Sure, exercising at the gym or going on more hikes can boost your health and tone your muscles. But the actions we take while exercising can actually improve our confidence and self-confidence on a physical level.

During exercise, our bodies release endorphins. These chemicals inside our bodies interact with our brains in some powerful and positive ways that reduce stress and anxiety, improve our sleep, and make us overall happier and more confident.

Try to relax

One of the things that contribute to low self esteem is a constant feeling of stress. So it’s important to know how to relax. When you’re stressed, your negative thoughts will take charge, making you focus on your weaknesses instead of your strengths. This will even aggravate your stress and lead to more low self esteem.

Take time to do something you find relaxing. Practice self care. Try doing things such as taking a bath, gaming, guided meditation, singing, indoor dancing, etc. This will reduce your stress and help you feel better about yourself.

One last thing: The journey to unconditional self-worth is not always easy. The path is not straight or smooth, and you’ll face setbacks along the way, I certainly have.

Self-confidence is an attitude about your skills and abilities. It means that you accept and trust yourself and have a sense of control in your life. You view yourself in a positive light and know what your strengths are, as well as your weaknesses.

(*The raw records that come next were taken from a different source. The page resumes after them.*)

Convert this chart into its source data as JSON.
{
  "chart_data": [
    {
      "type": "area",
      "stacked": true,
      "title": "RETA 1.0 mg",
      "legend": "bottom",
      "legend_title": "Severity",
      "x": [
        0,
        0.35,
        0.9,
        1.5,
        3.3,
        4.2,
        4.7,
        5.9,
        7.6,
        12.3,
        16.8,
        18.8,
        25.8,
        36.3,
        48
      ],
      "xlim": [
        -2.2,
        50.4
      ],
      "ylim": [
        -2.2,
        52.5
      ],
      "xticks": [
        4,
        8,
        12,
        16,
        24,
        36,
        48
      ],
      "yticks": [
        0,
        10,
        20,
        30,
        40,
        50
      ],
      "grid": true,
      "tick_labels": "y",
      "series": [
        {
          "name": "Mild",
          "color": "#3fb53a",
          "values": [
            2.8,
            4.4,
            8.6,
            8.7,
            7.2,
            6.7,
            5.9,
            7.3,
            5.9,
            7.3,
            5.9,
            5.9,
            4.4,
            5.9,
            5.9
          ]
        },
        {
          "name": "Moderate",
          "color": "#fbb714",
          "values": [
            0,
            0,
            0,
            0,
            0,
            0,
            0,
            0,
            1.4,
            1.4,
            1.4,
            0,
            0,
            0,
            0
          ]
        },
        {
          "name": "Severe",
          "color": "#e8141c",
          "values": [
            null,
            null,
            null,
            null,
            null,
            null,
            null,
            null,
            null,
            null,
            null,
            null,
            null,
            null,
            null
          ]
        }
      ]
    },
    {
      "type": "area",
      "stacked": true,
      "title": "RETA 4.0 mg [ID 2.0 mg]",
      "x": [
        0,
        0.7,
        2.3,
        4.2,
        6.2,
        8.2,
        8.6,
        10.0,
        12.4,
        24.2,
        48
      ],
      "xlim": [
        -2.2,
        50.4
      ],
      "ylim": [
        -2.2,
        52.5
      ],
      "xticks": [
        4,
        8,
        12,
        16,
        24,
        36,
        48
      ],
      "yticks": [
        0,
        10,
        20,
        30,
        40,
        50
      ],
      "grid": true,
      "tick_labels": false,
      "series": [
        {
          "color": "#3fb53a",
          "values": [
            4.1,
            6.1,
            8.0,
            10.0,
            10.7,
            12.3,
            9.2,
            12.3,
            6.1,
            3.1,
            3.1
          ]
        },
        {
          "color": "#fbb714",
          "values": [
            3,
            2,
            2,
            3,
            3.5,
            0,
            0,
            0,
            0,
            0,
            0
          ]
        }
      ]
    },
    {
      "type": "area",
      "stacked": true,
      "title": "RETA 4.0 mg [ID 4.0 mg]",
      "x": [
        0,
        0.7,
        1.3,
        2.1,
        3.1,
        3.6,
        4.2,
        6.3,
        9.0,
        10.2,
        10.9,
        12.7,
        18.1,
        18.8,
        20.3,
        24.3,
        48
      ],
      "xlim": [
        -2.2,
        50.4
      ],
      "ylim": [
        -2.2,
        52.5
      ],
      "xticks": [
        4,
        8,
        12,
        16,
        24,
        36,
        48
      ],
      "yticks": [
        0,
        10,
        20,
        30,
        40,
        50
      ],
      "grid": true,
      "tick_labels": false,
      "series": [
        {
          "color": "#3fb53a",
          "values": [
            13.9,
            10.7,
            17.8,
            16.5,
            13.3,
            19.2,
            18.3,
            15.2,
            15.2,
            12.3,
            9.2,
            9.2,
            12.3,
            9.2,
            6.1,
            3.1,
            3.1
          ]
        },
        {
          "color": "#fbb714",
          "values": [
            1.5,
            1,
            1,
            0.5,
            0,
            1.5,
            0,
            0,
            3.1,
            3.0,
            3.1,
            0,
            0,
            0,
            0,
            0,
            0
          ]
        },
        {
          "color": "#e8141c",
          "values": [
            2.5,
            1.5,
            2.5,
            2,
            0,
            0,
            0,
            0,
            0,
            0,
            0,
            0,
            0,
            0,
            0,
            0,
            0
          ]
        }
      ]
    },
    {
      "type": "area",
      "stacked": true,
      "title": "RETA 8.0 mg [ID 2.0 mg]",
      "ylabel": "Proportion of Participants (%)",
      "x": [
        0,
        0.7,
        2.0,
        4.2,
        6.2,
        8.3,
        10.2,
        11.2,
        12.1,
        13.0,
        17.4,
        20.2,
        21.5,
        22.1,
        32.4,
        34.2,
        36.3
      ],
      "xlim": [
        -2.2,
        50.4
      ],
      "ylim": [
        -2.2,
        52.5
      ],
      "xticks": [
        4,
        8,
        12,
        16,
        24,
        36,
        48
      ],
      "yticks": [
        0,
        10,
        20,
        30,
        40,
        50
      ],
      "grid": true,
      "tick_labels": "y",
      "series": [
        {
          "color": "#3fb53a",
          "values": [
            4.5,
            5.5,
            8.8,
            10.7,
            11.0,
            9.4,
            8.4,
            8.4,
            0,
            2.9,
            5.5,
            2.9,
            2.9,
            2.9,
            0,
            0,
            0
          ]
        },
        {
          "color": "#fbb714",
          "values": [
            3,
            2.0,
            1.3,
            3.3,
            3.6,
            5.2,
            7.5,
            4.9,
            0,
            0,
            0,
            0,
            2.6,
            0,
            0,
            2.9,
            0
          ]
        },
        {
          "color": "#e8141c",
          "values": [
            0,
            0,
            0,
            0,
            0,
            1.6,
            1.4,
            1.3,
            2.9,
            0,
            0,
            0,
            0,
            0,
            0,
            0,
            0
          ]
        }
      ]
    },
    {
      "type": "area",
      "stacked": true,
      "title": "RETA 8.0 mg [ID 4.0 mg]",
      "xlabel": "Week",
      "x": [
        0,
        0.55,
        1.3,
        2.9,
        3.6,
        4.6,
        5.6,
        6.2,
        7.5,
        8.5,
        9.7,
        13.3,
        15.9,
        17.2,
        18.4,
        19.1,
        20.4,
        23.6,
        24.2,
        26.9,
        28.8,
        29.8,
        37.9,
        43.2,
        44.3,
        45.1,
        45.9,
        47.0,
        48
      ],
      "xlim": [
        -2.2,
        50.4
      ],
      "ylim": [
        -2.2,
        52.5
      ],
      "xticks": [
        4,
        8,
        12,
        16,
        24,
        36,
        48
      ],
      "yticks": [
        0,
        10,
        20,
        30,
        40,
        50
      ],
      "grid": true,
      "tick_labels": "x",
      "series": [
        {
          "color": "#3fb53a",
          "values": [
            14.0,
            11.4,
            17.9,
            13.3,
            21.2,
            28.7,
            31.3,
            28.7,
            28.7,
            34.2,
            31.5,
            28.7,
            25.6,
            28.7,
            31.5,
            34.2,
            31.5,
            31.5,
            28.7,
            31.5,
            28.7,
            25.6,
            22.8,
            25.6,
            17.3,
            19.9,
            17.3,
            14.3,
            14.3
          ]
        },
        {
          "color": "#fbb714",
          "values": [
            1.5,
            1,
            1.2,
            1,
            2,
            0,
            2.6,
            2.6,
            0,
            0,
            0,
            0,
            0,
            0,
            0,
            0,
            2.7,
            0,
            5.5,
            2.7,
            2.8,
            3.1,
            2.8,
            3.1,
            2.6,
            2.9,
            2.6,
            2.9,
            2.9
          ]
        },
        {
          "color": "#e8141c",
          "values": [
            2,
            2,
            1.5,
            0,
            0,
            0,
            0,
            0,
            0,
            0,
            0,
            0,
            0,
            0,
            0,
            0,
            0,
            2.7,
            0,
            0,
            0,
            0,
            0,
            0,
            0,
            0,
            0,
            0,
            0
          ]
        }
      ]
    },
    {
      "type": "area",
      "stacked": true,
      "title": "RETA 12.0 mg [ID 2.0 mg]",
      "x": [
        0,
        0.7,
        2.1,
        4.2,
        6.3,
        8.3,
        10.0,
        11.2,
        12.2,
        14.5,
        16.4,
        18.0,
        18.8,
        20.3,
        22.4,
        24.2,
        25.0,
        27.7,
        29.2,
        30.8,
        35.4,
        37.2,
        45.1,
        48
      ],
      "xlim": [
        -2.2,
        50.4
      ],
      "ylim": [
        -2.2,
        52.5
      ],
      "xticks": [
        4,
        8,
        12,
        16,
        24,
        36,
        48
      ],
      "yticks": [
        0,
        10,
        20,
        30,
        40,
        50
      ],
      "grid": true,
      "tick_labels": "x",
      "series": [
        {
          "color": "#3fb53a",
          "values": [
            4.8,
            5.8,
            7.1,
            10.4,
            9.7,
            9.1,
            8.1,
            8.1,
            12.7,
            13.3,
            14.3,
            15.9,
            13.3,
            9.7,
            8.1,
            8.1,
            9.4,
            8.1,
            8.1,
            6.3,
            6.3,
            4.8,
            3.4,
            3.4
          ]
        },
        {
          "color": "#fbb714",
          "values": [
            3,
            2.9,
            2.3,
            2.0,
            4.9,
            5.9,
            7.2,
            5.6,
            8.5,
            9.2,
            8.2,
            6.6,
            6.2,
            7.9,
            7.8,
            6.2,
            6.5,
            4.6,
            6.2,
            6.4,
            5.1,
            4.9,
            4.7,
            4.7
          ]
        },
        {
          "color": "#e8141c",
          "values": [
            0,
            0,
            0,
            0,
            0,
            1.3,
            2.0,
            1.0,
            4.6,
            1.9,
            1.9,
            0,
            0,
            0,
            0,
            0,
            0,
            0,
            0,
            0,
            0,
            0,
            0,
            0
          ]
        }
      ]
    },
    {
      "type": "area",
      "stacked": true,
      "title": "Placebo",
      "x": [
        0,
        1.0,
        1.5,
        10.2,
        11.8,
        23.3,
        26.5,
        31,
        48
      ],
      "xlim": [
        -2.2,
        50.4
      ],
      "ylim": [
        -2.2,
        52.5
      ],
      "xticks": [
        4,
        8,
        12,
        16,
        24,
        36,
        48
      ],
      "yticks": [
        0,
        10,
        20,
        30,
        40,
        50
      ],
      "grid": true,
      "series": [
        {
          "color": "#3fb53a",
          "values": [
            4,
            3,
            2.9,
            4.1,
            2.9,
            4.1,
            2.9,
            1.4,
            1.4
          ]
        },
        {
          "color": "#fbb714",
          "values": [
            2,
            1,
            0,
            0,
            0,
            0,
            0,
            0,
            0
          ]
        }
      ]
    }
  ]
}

It takes courage to free yourself from the conditions you’ve placed on your worth. The process of forgiveness can be messy, it can be scary to accept ourselves as we are. Being there for ourselves can put us face to face with emotional pain, and connecting to others can make us feel vulnerable. But I’m here to tell you that this journey is also beautiful and worth taking.

On it, you’ll find strength, become grounded in your humanity and know that you are worthy. So I challenge you to embrace yourselves and begin living from a place of worthiness to find your own metaphorical dance floor and move freely. I say dance floor because that’s where my own struggles with unworthiness began.

Turns out I’ve learned a few new moves and I move my body to the rhythm that makes me feel free, exuberant, full of life and worthy.

Ultimately at the end of the day, you have to want to feel better about yourself in order to make a change. Every example listed above on ways to improve your self-esteem is predicated on you doing things in order to improve it. You need to know that you have the ability to succeed in achieving this and rebuilding your confidence and developing higher self-love and worth.